Blume, the Samuel F. Leibowitz Professor of Trial Techniques and director of the Cornell Death Penalty Project, spoke of the challenges he’s faced as a defense lawyer for people on death row and the life lessons he’d like to impart to young students.
One such challenge, Blume said, came in the late 1980s when a black man he represented named Leroy Joseph Drayton wrongfully sat on death row, accused of kidnapping, raping and murdering a young white woman. Blume said the judge on the case rejected the testimonies of all the defense’s black witnesses, choosing to believe one white woman’s account for the prosecution.
Upon further investigation, Blume found strong evidence that the judge was racist, and he had to decide whether to file a recusal motion asking the judge to step down from the case. “I knew in my heart that if I didn’t file this motion, if I didn’t do the right thing – if I compromised on that, especially with someone’s life on the line – what kind of person would I be?”

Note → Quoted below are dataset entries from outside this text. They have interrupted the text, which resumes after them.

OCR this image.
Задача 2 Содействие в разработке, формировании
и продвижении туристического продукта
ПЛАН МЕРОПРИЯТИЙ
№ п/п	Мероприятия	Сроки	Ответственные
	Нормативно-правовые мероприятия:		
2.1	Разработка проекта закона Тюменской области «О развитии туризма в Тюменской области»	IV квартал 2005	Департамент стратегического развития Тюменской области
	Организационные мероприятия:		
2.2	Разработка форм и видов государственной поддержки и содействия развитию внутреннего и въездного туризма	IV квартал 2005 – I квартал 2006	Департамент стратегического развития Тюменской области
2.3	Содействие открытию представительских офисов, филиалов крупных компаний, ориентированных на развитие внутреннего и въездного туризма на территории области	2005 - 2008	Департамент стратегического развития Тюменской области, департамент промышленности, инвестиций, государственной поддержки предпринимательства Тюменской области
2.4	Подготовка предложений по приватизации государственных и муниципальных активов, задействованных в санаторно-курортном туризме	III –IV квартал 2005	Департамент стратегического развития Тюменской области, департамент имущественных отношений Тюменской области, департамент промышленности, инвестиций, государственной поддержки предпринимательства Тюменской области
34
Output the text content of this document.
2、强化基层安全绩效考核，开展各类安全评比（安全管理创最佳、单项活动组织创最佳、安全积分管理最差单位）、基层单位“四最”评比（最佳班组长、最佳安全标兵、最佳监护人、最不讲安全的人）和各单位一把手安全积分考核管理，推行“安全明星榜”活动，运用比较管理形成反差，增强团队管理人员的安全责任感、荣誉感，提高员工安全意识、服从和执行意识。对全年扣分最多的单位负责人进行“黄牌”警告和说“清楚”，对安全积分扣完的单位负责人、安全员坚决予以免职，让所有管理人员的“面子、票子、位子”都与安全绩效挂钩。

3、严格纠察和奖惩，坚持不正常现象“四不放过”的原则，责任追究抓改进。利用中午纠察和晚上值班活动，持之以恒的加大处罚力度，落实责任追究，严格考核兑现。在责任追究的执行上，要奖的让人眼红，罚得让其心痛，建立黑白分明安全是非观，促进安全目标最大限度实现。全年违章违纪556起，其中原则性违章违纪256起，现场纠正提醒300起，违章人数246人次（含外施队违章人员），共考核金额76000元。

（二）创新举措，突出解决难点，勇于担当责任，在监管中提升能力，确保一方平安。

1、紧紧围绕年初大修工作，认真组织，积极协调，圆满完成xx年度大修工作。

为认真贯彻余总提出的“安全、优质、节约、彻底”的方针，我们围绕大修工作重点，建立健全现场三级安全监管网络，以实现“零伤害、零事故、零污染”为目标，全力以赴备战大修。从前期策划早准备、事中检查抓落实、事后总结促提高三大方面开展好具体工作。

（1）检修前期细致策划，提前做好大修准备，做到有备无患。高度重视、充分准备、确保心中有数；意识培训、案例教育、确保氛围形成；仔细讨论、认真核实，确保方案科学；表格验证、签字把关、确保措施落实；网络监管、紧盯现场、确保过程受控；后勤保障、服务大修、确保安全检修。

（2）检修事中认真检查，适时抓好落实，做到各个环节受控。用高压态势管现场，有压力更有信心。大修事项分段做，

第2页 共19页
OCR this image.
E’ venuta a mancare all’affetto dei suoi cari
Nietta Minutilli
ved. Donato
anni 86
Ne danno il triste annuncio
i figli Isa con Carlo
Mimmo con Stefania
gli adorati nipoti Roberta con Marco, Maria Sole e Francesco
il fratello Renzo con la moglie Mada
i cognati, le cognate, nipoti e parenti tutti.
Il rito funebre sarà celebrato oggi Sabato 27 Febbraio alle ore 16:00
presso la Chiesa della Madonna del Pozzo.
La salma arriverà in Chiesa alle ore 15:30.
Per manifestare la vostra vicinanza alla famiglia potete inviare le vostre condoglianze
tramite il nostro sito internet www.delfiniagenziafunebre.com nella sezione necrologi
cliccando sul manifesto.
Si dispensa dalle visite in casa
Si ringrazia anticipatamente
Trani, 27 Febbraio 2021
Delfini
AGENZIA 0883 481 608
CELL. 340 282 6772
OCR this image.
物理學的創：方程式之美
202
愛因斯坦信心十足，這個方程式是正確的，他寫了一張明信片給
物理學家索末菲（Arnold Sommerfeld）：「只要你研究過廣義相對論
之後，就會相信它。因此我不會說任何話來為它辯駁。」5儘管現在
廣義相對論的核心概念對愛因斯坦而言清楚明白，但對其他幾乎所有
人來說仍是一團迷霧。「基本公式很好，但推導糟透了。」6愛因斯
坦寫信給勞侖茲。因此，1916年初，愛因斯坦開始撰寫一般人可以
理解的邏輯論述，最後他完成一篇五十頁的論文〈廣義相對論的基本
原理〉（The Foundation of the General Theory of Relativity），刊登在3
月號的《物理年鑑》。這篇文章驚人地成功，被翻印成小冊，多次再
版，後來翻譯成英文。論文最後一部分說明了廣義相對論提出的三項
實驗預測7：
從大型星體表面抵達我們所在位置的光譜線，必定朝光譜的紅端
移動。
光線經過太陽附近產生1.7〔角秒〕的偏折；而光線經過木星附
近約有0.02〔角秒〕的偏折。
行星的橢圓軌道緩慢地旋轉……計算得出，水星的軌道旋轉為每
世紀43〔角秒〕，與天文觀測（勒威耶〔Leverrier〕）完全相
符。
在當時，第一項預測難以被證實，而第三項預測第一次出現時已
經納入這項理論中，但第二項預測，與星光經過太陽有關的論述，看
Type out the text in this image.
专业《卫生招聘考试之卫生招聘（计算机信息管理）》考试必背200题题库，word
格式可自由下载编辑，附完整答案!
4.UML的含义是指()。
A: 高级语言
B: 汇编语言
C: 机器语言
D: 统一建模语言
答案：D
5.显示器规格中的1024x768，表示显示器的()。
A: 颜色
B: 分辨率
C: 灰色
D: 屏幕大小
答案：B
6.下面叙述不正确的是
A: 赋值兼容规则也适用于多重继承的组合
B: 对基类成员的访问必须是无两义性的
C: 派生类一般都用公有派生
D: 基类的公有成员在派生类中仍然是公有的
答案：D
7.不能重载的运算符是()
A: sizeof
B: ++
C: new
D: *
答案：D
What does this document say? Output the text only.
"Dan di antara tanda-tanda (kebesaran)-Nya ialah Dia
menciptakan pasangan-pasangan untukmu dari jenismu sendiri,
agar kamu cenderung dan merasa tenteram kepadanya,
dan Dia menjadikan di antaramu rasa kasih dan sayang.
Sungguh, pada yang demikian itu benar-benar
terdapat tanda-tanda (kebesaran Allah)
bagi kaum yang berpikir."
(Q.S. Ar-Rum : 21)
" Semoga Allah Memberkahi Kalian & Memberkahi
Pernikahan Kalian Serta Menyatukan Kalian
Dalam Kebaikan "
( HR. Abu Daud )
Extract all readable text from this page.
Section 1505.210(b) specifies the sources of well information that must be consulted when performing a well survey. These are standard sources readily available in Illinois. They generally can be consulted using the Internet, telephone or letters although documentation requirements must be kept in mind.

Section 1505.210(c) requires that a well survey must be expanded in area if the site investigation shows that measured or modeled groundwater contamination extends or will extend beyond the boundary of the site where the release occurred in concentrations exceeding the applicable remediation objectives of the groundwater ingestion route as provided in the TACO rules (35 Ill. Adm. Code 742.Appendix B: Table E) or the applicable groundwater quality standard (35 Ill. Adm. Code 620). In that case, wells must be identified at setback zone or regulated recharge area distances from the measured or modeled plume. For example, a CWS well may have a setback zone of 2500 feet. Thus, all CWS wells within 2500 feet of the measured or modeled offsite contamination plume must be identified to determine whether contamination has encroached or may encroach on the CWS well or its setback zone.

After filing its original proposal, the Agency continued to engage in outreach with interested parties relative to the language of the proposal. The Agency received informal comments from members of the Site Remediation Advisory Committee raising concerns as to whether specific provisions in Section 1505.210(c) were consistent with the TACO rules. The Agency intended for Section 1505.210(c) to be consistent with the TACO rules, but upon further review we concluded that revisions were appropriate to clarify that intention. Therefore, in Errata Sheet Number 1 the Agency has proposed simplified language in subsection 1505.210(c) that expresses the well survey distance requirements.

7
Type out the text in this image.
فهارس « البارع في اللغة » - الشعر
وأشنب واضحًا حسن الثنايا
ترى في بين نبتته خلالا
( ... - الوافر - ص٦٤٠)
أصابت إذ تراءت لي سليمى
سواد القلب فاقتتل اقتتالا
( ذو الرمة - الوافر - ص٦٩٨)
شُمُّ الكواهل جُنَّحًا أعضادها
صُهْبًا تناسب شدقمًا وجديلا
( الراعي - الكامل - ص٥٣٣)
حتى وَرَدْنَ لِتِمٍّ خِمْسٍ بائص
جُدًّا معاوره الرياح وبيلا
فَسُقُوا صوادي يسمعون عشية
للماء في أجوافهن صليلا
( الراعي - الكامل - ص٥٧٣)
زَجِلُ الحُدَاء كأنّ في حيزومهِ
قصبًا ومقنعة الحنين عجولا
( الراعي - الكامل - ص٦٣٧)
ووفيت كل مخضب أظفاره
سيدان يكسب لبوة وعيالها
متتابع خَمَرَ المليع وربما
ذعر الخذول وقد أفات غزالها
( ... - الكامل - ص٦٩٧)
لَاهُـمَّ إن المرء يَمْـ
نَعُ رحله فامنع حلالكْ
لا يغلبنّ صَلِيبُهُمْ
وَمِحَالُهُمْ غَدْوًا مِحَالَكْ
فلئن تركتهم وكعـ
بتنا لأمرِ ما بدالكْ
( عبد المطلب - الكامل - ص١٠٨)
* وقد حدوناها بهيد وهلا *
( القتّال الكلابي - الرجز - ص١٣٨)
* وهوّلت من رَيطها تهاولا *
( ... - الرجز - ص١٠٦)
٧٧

The story did not end well, said Blume. The judge trash-talked him for the rest of his life, tried to get Blume’s law license taken away, and rejected the motion. However, Blume said, when people face defining moments like these in their careers, integrity must be upheld: “Once you decide to do what is expedient instead of what is right one time, you’ll do it twice. And once you do it twice, you’ll do it three times.”
In fact, injustice, much of it racial, was what prompted Blume to become a defense lawyer. Years earlier, while working in juvenile justice, Blume said he went to a “roll call,” where all persons charged with a crime convene at a single location. “It was like a slave ship had pulled up and docked in the port of Charleston,” said Blume, referring to the staggering number of black men. “It [was] a shocking visual representation of how the modern American criminal justice system has destroyed many communities of color.”
A moral opponent of the death penalty, Blume also addressed the incorrect notion that capital punishment is only reserved for the most horrible offenders: “You do not get the death penalty in this country for committing the worst crime. You get the death penalty for having the worst lawyer.” He compared the system to a shark net that invariably catches harmless sea animals in addition to the cold-blooded killers. “It’s designed to get the really bad predators, but once you put it into effect, that’s not the only people you’re going to get,” he said.
“America cannot claim to be the global defender of democracy and liberty as long as it commits the type of injustice I have briefly described to you this afternoon,” Blume concluded.
“Last Lectures” is a series sponsored by Mortar Board, a national senior honor society.
Natalie O’Toole ’16 is a writer intern for the Cornell Chronicle.